Exhibit 5(c)
[Letterhead of Pillsbury Winthrop Shaw Pittman LLP]
April 1, 2019
Louisville Gas and Electric Company
220 West Main Street
Louisville, Kentucky 40202
Ladies and Gentlemen:
We have acted as special counsel to Louisville Gas and Electric Company (the “Company”) in connection with the issuance and sale by the Company of $400,000,000 in aggregate principal amount of its First Mortgage Bonds, 4.25% Series due 2049 (the “Bonds”). The Bonds are covered by the Registration Statement on FormS-3 (RegistrationNo. 333-223142-02, the “Registration Statement”), filed by the Company with the Securities and Exchange Commission (the “Commission”) under the Securities Act of 1933 (the “Act”), and related prospectus, dated February 22, 2018, as supplemented by the prospectus supplement dated March 18, 2019 relating to the offer and sale of the Bonds (as so supplemented, the “Prospectus”).
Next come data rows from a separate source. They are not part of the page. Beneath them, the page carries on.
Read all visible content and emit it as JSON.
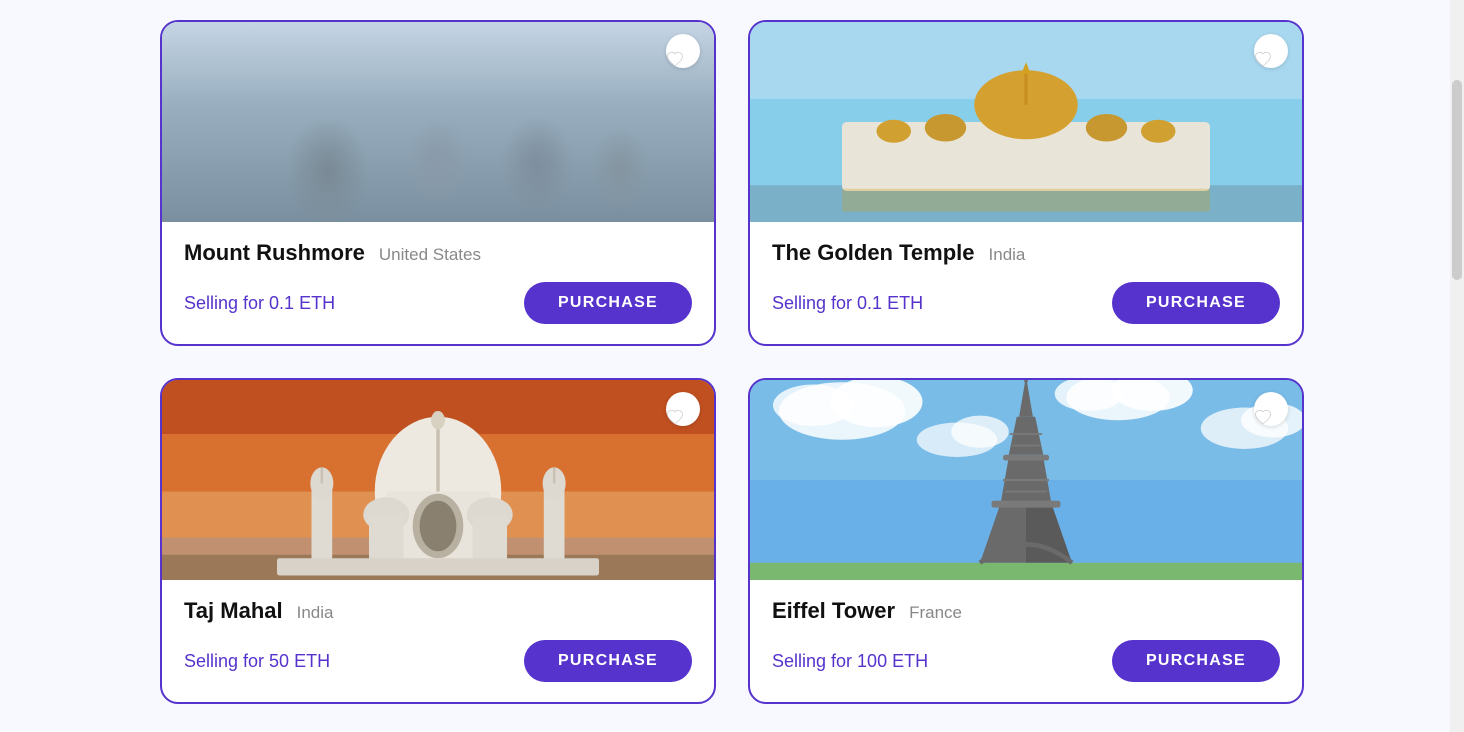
{
  "cards": [
    {
      "id": "mount-rushmore",
      "title": "Mount Rushmore",
      "location": "United States",
      "price": "Selling for 0.1 ETH",
      "purchase_label": "PURCHASE",
      "image_type": "rushmore"
    },
    {
      "id": "golden-temple",
      "title": "The Golden Temple",
      "location": "India",
      "price": "Selling for 0.1 ETH",
      "purchase_label": "PURCHASE",
      "image_type": "golden-temple"
    },
    {
      "id": "taj-mahal",
      "title": "Taj Mahal",
      "location": "India",
      "price": "Selling for 50 ETH",
      "purchase_label": "PURCHASE",
      "image_type": "taj-mahal"
    },
    {
      "id": "eiffel-tower",
      "title": "Eiffel Tower",
      "location": "France",
      "price": "Selling for 100 ETH",
      "purchase_label": "PURCHASE",
      "image_type": "eiffel"
    }
  ]
}
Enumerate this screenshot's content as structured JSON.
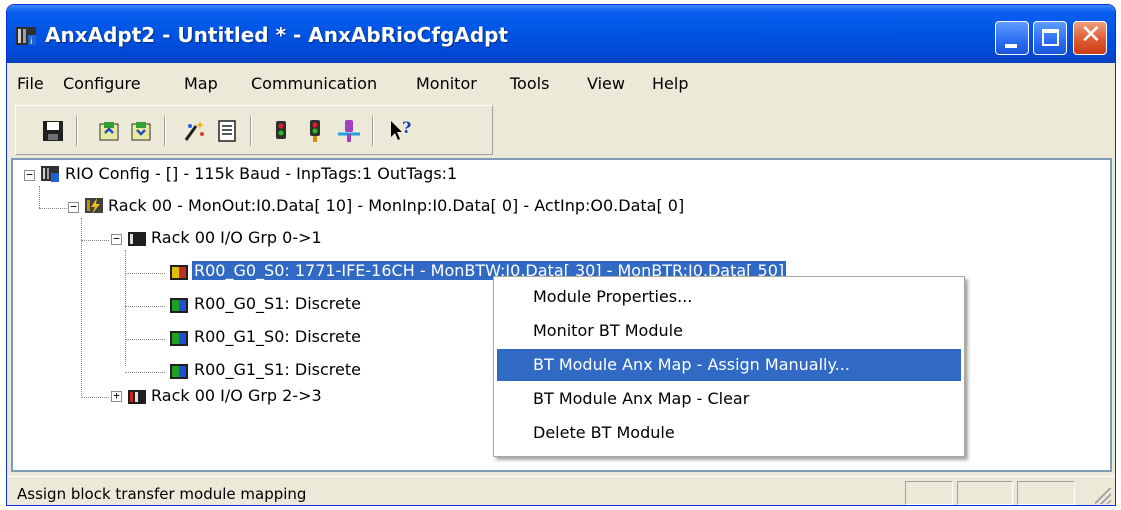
{
  "window": {
    "title": "AnxAdpt2 - Untitled * - AnxAbRioCfgAdpt",
    "icon": "app-rack-icon"
  },
  "menubar": {
    "items": [
      "File",
      "Configure",
      "Map",
      "Communication",
      "Monitor",
      "Tools",
      "View",
      "Help"
    ]
  },
  "toolbar": {
    "buttons": [
      "save-icon",
      "upload-icon",
      "download-icon",
      "wizard-icon",
      "document-icon",
      "connect-icon",
      "monitor-icon",
      "disconnect-icon",
      "context-help-icon"
    ]
  },
  "tree": {
    "root": {
      "label": "RIO Config - [] - 115k Baud - InpTags:1 OutTags:1",
      "expander": "−"
    },
    "rack": {
      "label": "Rack 00 - MonOut:I0.Data[ 10] - MonInp:I0.Data[  0] - ActInp:O0.Data[  0]",
      "expander": "−"
    },
    "group1": {
      "label": "Rack 00 I/O Grp 0->1",
      "expander": "−"
    },
    "modules": [
      {
        "label": "R00_G0_S0: 1771-IFE-16CH - MonBTW:I0.Data[ 30] - MonBTR:I0.Data[ 50]"
      },
      {
        "label": "R00_G0_S1: Discrete"
      },
      {
        "label": "R00_G1_S0: Discrete"
      },
      {
        "label": "R00_G1_S1: Discrete"
      }
    ],
    "group2": {
      "label": "Rack 00 I/O Grp 2->3",
      "expander": "+"
    }
  },
  "context_menu": {
    "items": [
      "Module Properties...",
      "Monitor BT Module",
      "BT Module Anx Map - Assign Manually...",
      "BT Module Anx Map - Clear",
      "Delete BT Module"
    ],
    "highlighted": 2
  },
  "statusbar": {
    "text": "Assign block transfer module mapping"
  },
  "colors": {
    "titlebar": "#0054e3",
    "selection": "#316ac5",
    "window_bg": "#ece9d8"
  }
}
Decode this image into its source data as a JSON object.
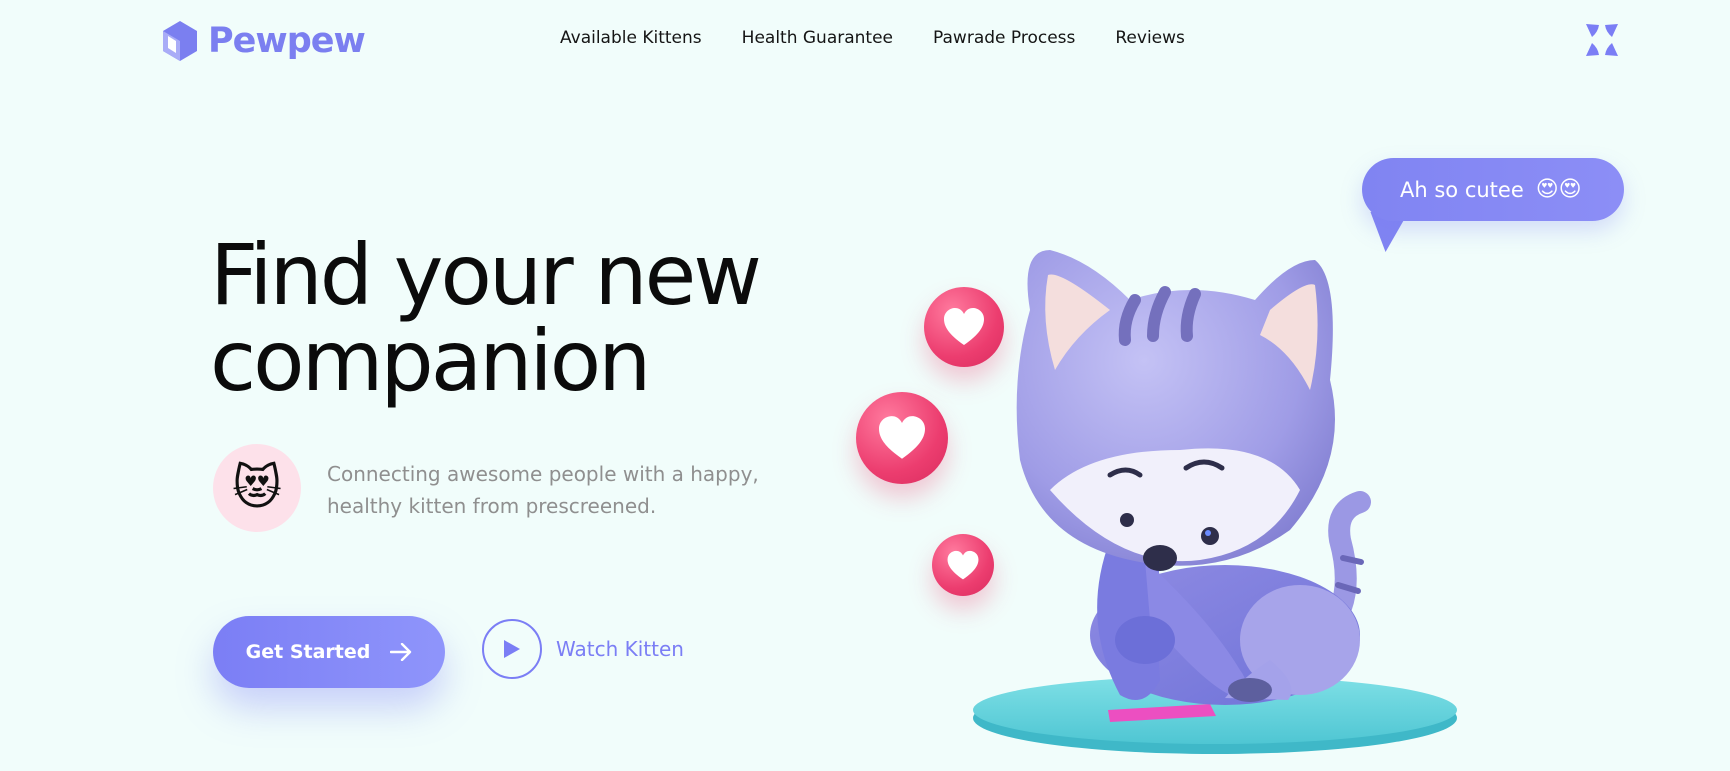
{
  "brand": {
    "name": "Pewpew",
    "color": "#7b7ff0"
  },
  "nav": {
    "items": [
      {
        "label": "Available Kittens"
      },
      {
        "label": "Health Guarantee"
      },
      {
        "label": "Pawrade Process"
      },
      {
        "label": "Reviews"
      }
    ]
  },
  "hero": {
    "headline_line1": "Find your new",
    "headline_line2": "companion",
    "badge_emoji": "😻",
    "subtitle": "Connecting awesome people with a happy, healthy kitten from prescreened.",
    "primary_button_label": "Get Started",
    "secondary_button_label": "Watch Kitten"
  },
  "illustration": {
    "speech_bubble_text": "Ah so cutee",
    "speech_bubble_emoji": "😍😍",
    "heart_count": 3,
    "accent_color": "#7b7ef5",
    "heart_color": "#ec3d6f"
  },
  "icons": {
    "logo": "cube-logo-icon",
    "menu": "four-petal-menu-icon",
    "play": "play-icon",
    "arrow": "arrow-right-icon",
    "heart": "heart-icon"
  }
}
The Bonds are being issued under an Indenture, dated as of October 1, 2010, of the Company to The Bank of New York Mellon, as trustee (the “Trustee”), as heretofore amended and supplemented and as further supplemented by Supplemental Indenture No. 7 thereto, (the “Supplemental Indenture”), dated as of March 1, 2019, providing for the Bonds (such Indenture, as so supplemented, being referred to herein as the “Indenture”). The Bonds are being sold pursuant to the Underwriting Agreement, dated March 18, 2019 (the “Underwriting Agreement”), between the Company and Merrill Lynch, Pierce, Fenner & Smith Incorporated, Mizuho Securities USA LLC and MUFG Securities Americas Inc., as representatives of the several underwriters named therein.
We have reviewed and are familiar with the Registration Statement, the Prospectus, the Indenture (including the Supplemental Indenture and the Officer’s Certificate pursuant to Section 301 of the Indenture, establishing certain terms of the Bonds, and the forms of Bond), the Underwriting Agreement and such other documents, corporate proceedings and other matters as we have considered relevant or necessary as a basis for our opinion in this letter. In such review, we have assumed the accuracy and completeness of all agreements, documents, records, certificates and other materials submitted to us, the conformity with the originals of all such materials submitted to us as copies (whether or not certified and including facsimiles), the authenticity of the originals of such materials and all materials submitted to us as originals, the genuineness of all signatures and the legal capacity of all natural persons. We understand that the Registration Statement has become effective under the Act and we assume that such effectiveness has not been terminated or rescinded.